Home » Machine Learning » How to Load Text into Machine Learning Model

How to Load Text into Machine Learning Model

Today, we’ll learn how to load and preprocess text data for a machine learning model to accept it and learn from it efficiently.

Whenever we’re building such models, we need to prepare the data. In order for a model to accept it, we basically need to convert it into numbers. That is because machine learning models are in essence just complex formulas with adjustable variables.

In this tutorial, we’re going to work with Googles TensorFlow, which is an open-source machine learning framework. Furthermore, it’s widely popular for building machine learning models, including ones for processing text data.

Prepare text data for machine learning model

As we mentioned before, we need to convert text into numbers, which a model will be able to consume. Furthermore, we can go about this in a few different ways, like using one-hot encoding, bag of words and word embeddings.
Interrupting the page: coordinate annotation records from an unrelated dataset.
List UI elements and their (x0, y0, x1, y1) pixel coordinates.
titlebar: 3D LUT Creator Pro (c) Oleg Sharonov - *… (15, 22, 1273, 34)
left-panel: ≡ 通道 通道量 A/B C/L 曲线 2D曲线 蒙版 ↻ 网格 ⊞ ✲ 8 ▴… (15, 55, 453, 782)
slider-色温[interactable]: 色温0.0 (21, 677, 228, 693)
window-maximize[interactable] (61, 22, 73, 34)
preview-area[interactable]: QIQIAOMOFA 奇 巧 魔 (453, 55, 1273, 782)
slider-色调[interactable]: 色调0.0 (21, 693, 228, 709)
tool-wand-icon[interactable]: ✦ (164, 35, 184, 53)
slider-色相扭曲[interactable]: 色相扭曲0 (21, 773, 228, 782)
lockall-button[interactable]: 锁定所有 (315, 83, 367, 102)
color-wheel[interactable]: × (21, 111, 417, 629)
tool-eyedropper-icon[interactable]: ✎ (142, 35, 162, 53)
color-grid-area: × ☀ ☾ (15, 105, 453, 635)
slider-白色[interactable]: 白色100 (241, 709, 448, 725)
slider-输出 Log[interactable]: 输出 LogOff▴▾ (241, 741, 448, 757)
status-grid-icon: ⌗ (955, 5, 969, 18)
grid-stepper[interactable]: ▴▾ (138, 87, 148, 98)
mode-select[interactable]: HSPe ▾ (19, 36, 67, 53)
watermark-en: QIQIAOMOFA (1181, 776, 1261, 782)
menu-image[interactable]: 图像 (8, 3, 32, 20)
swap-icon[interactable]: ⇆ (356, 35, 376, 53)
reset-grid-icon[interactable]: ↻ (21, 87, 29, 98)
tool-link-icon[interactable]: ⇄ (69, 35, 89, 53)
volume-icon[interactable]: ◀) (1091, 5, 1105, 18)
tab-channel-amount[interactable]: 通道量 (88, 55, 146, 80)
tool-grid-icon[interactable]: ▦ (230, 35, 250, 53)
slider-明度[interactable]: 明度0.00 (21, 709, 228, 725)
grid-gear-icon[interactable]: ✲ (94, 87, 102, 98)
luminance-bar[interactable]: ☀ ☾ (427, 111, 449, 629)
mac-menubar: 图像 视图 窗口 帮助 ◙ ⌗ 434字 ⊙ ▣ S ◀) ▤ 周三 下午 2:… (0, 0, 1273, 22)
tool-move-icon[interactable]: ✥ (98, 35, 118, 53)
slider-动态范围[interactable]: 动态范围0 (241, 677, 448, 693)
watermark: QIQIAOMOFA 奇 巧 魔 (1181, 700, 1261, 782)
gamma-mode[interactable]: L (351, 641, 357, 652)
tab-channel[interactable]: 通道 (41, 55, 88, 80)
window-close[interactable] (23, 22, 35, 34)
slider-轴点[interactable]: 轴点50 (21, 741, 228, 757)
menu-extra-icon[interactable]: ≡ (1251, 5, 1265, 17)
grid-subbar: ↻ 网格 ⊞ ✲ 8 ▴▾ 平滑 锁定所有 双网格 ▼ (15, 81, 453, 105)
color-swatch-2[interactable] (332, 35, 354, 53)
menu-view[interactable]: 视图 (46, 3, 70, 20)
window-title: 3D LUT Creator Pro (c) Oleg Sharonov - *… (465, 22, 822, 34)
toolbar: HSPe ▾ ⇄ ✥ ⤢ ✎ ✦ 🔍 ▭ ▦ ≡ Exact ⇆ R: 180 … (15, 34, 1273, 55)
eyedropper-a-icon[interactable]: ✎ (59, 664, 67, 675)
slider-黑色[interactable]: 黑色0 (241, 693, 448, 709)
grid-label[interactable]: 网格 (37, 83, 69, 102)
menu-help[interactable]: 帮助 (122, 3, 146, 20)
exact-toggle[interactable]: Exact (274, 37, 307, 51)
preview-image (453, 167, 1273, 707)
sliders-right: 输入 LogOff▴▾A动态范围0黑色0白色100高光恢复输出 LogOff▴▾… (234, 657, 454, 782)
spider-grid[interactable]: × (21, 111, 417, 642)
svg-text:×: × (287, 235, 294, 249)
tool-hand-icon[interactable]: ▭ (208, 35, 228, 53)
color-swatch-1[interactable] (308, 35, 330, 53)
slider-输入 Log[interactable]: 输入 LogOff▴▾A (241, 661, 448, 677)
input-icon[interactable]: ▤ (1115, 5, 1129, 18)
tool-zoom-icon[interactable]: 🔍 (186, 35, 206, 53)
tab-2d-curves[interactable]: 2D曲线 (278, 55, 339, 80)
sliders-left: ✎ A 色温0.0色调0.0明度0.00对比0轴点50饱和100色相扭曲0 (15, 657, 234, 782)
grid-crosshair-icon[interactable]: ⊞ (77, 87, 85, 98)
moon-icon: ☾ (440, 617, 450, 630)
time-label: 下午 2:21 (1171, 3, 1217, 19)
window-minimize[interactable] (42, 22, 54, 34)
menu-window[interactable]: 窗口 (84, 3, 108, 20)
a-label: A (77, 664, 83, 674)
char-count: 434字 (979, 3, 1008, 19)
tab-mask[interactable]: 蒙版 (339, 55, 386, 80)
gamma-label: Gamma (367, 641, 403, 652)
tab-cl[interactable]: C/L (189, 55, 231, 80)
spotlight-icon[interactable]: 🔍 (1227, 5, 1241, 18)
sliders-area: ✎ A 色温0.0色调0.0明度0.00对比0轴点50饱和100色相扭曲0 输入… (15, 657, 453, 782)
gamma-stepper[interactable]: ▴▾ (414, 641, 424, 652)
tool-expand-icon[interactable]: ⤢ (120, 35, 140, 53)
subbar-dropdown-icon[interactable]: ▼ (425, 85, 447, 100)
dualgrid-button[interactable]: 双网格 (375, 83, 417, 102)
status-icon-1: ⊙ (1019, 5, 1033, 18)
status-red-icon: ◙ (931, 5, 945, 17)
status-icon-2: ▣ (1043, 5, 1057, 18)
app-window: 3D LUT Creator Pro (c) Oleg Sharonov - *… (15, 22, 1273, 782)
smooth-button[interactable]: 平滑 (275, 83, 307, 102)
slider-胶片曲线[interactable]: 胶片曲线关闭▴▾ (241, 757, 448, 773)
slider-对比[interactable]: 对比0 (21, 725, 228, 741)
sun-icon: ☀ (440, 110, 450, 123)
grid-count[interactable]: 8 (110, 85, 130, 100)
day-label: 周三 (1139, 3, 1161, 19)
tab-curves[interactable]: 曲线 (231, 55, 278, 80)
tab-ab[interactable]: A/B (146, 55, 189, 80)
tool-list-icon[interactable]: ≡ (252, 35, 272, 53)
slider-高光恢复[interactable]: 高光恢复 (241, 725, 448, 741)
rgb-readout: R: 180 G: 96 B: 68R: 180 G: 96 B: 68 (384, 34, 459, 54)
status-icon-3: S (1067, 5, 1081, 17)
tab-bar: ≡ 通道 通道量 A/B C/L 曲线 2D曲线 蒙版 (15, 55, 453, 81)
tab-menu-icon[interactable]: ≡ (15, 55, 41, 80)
First of all, we’ll need to import all the necessary python libraries.

import collections
import pathlib

import tensorflow as tf

from tensorflow.keras import layers
from tensorflow.keras import losses
from tensorflow.keras import utils
from tensorflow.keras.layers import TextVectorization

import tensorflow_datasets as tfds
import tensorflow_text as tf_text

Step 1: Load the text data into TensorFlow machine learning library

We’re going to demonstrate this process with a multi-class classification model. Furthermore, we’ll be working with Stack Overflow example dataset, to tell which programming language is a question about.

First of all, we’re going to download the dataset file by using tf.keras.utils.get_file

data_url = 'https://storage.googleapis.com/download.tensorflow.org/data/stack_overflow_16k.tar.gz'

dataset_dir = utils.get_file(
    origin=data_url,
    untar=True,
    cache_dir='stack_overflow',
    cache_subdir='')

Next, we need to define and split this dataset into training, validation and testing sets.

Furthermore, we’re going to use text data in ‘train’ folder for training and validation by splitting it. Therefore, we’ll use 80% of the data for training and 20% for validation.

Because datasets tend to be large, we usually split them up into batches for better preformance. Or in some cases so that computer is even able to load and process them.

train_dir = dataset_dir/'train'

batch_size = 32
seed = 42

raw_train_ds = utils.text_dataset_from_directory(
    train_dir,
    batch_size=batch_size,
    validation_split=0.2,
    subset='training',
    seed=seed)

raw_val_ds = utils.text_dataset_from_directory(
    train_dir,
    batch_size=batch_size,
    validation_split=0.2,
    subset='validation',
    seed=seed)

For testing, we’re going to use text data that lies within ‘test’ folder.

test_dir = dataset_dir/'test'

# Create a test set.
raw_test_ds = utils.text_dataset_from_directory(
    test_dir,
    batch_size=batch_size)

Step 2: Preprocess text data

Second step in this process is to convert text data into numerical data in order to prepare it for a model. Therefore, we’re going to standardize, tokenize and vectorize the data to achieve that.

But what does it all mean anyway?

Firstly, standardization is a process which removes punctuations or HTML elements in order to simplify the data.

Secondly, tokenization takes care of splitting sentences into individual words or tokens.

And thirdly, vectorization is a process that converts these tokens into numbers, which we can use to train a neural network.

All of these tasks we mentioned above are included in a single layer tf.keras.layers.TextVectorization. There are also additional steps we need to take to adapt this layer to our dataset.

VOCAB_SIZE = 10000

MAX_SEQUENCE_LENGTH = 250

int_vectorize_layer = TextVectorization(
    max_tokens=VOCAB_SIZE,
    output_mode='int',
    output_sequence_length=MAX_SEQUENCE_LENGTH)

train_text = raw_train_ds.map(lambda text, labels: text)
int_vectorize_layer.adapt(train_text)

def int_vectorize_text(text, label):
  text = tf.expand_dims(text, -1)
  return int_vectorize_layer(text), label

int_train_ds = raw_train_ds.map(int_vectorize_text)
int_val_ds = raw_val_ds.map(int_vectorize_text)
int_test_ds = raw_test_ds.map(int_vectorize_text)

And for the final step in preprocessing, we need to configure our dataset for optimal performance.

AUTOTUNE = tf.data.AUTOTUNE

def configure_dataset(dataset):
  return dataset.cache().prefetch(buffer_size=AUTOTUNE)

int_train_ds = configure_dataset(int_train_ds)
int_val_ds = configure_dataset(int_val_ds)
int_test_ds = configure_dataset(int_test_ds)

Conclusion

Overall, loading text data for machine learning models is quite a straightforward process with TensorFlow.

I hope this tutorial helped you gain a better understanding of how to import text data. And also maybe even inspire you to learn more about machine learning.